Если бы Генка рассматривал себя в зеркале сейчас, внимательно, при хорошем освещении, — возможно, точку зрения на свои жизненные перспективы он бы и поменял. За два месяца кривой шрам словно смирился с небогатой Генкиной мимикой, перестал натягивать кожу на щеке, из-за чего простая улыбка тогда казалась презрительной усмешкой, сменил цвет — из багрового стал белым. Но Генка в зеркало смотрел исключительно по необходимости, когда брился в полутемной ванной, даже причесываться предпочитал на ощупь. Страшная картинка из замызганного санитаркиного зеркальца прочно засела в его памяти. Поэтому ничего рассказывать он Инночке не стал.
Глава 34
Утром Генка куда-то засобирался. Инночка сквозь сон слышала, но вида не подала. Что бы ни пришло ему в голову, это было лучше лежания на диване и тщательного изучения потолка. Правда, надо отдать ему должное, с момента ее болезни Генка на диване валялся исключительно в ночное время, и исключительно с целью поспать.
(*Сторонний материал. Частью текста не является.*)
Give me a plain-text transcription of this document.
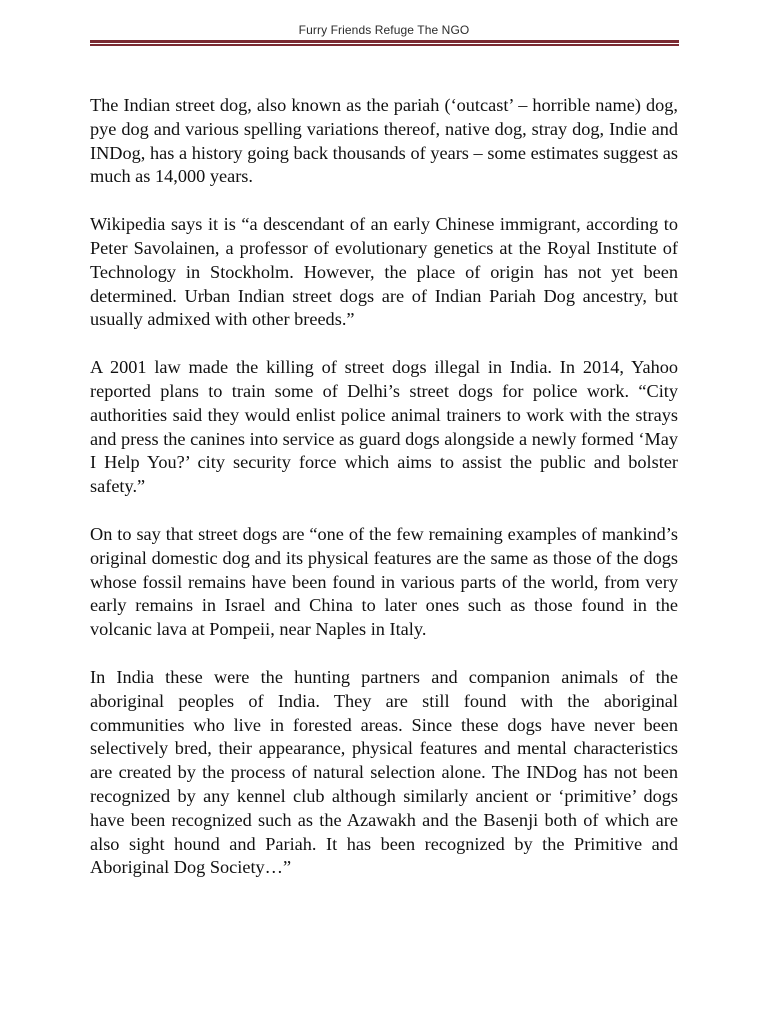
Furry Friends Refuge The NGO

The Indian street dog, also known as the pariah (‘outcast’ – horrible name) dog, pye dog and various spelling variations thereof, native dog, stray dog, Indie and INDog, has a history going back thousands of years – some estimates suggest as much as 14,000 years.

Wikipedia says it is “a descendant of an early Chinese immigrant, according to Peter Savolainen, a professor of evolutionary genetics at the Royal Institute of Technology in Stockholm. However, the place of origin has not yet been determined. Urban Indian street dogs are of Indian Pariah Dog ancestry, but usually admixed with other breeds.”

A 2001 law made the killing of street dogs illegal in India. In 2014, Yahoo reported plans to train some of Delhi’s street dogs for police work. “City authorities said they would enlist police animal trainers to work with the strays and press the canines into service as guard dogs alongside a newly formed ‘May I Help You?’ city security force which aims to assist the public and bolster safety.”

On to say that street dogs are “one of the few remaining examples of mankind’s original domestic dog and its physical features are the same as those of the dogs whose fossil remains have been found in various parts of the world, from very early remains in Israel and China to later ones such as those found in the volcanic lava at Pompeii, near Naples in Italy.

In India these were the hunting partners and companion animals of the aboriginal peoples of India. They are still found with the aboriginal communities who live in forested areas. Since these dogs have never been selectively bred, their appearance, physical features and mental characteristics are created by the process of natural selection alone. The INDog has not been recognized by any kennel club although similarly ancient or ‘primitive’ dogs have been recognized such as the Azawakh and the Basenji both of which are also sight hound and Pariah. It has been recognized by the Primitive and Aboriginal Dog Society…”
Это она так думала — поспать. Как бы не так! Забывался он только под утро, тяжелым сном без сновидений, а все остальное время, как маньяк, прокручивал в голове события последних дней. Зачем она забрала его из Красногорска? Зачем она живет с ним в одной квартире, спит рядом? Зачем она делает вид, что она его жена? В конце концов, он тоже не каменный, быть так близко и не сметь прикоснуться — эта пытка не может продолжаться вечно. Сегодня ночью он принял решение: если она выздоровеет и не уйдет после этого сама, он поговорит с ней начистоту… Правда, он понятия не имел, что именно будет ей говорить.
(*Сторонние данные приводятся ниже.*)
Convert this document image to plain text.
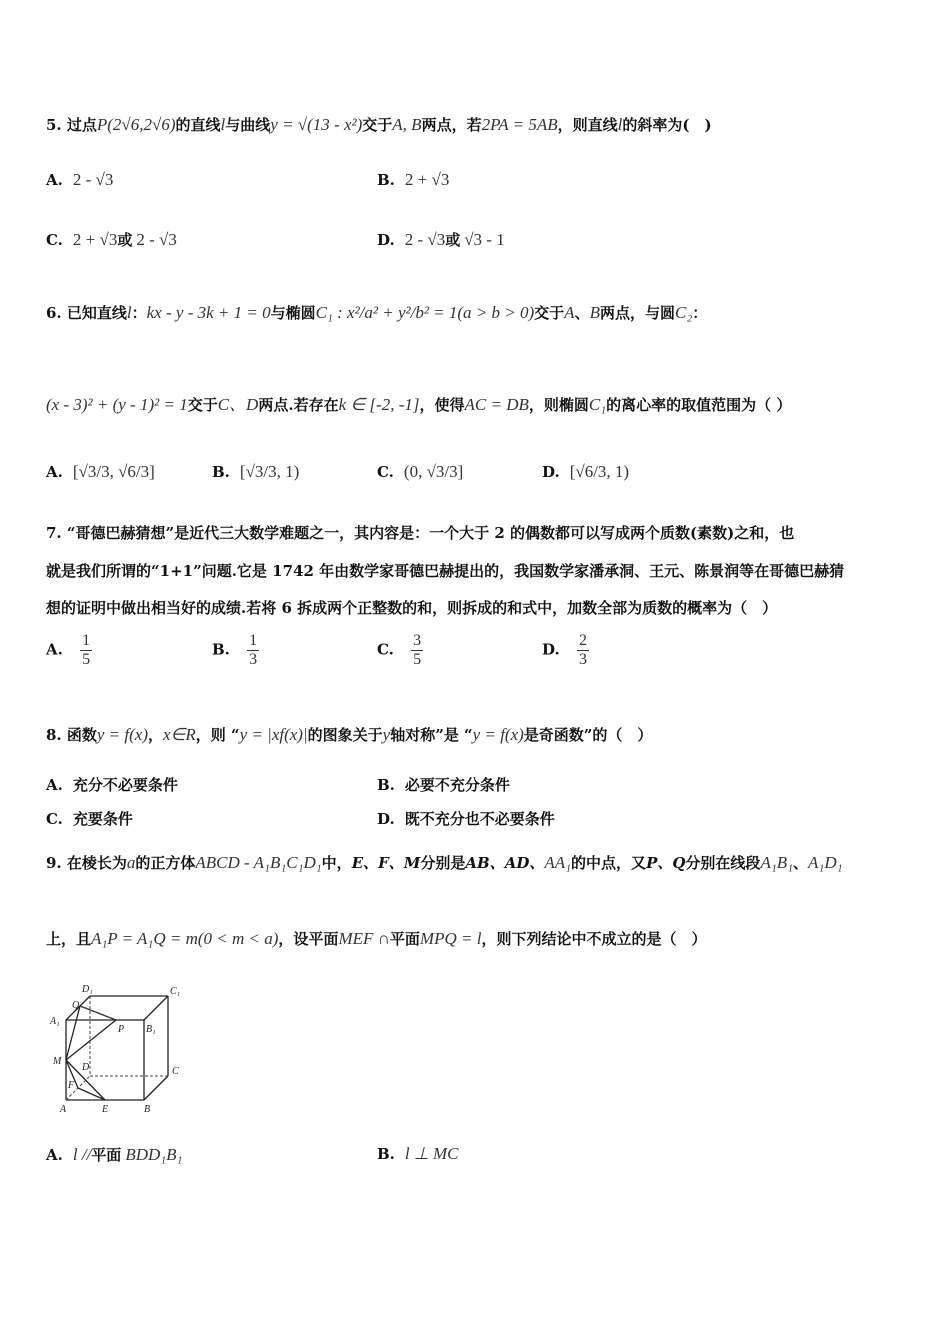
5. 过点P(2√6,2√6)的直线l与曲线y = √(13 - x²)交于A, B两点，若2PA = 5AB，则直线l的斜率为(　)
A. 2 - √3	B. 2 + √3
C. 2 + √3或 2 - √3	D. 2 - √3或 √3 - 1
6. 已知直线l：kx - y - 3k + 1 = 0与椭圆C₁ : x²/a² + y²/b² = 1(a > b > 0)交于A、B两点，与圆C₂：
(x - 3)² + (y - 1)² = 1交于C、D两点.若存在k ∈ [-2, -1]，使得AC = DB，则椭圆C₁的离心率的取值范围为（ ）
A. [√3/3, √6/3]	B. [√3/3, 1)	C. (0, √3/3]	D. [√6/3, 1)
7. “哥德巴赫猜想”是近代三大数学难题之一，其内容是：一个大于 2 的偶数都可以写成两个质数(素数)之和，也
就是我们所谓的“1+1”问题.它是 1742 年由数学家哥德巴赫提出的，我国数学家潘承洞、王元、陈景润等在哥德巴赫猜
想的证明中做出相当好的成绩.若将 6 拆成两个正整数的和，则拆成的和式中，加数全部为质数的概率为（　）
A. $\frac{1}{5}$	B. $\frac{1}{3}$	C. $\frac{3}{5}$	D. $\frac{2}{3}$
8. 函数y = f(x)，x∈R，则 “y = |xf(x)|的图象关于y轴对称”是 “y = f(x)是奇函数”的（　）
A. 充分不必要条件	B. 必要不充分条件
C. 充要条件	D. 既不充分也不必要条件
9. 在棱长为a的正方体ABCD - A₁B₁C₁D₁中，E、F、M分别是AB、AD、AA₁的中点，又P、Q分别在线段A₁B₁、A₁D₁
上，且A₁P = A₁Q = m(0 < m < a)，设平面MEF ∩平面MPQ = l，则下列结论中不成立的是（　）
D₁	C₁
Q
A₁
P B₁
M
D	C
F
A	E	B
A. l //平面 BDD₁B₁	B. l ⊥ MC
Генка решил сходить в военкомат, стать на учет. Сам военкомат волновал его в последнюю очередь, со своим долгом Родине он разобрался. А вот чтобы устроиться на работу, нужны документы. Он и местечко себе приглядел, не то, чтобы не пыльное, как раз наоборот. Но, что самое важное в его нынешних обстоятельствах, не требующее никакого гламура — грузчиком в соседний супермаркет.
Воспользовавшись его отсутствием, Инночка позвонила Фриде, позвала в гости. После своего ночного визита девчонки звонили каждый день, справлялись о самочувствии, но разговаривал с ними Генка. В своей неподражаемой манере — коротко, отрывисто и не слишком любезно. Фриде идти не хотелось, предстояло объяснение, и неизвестно, как Лучинина на него, на объяснение это, отреагирует. Но не навестить больную подругу, не имея на то уважительной причины, она не могла.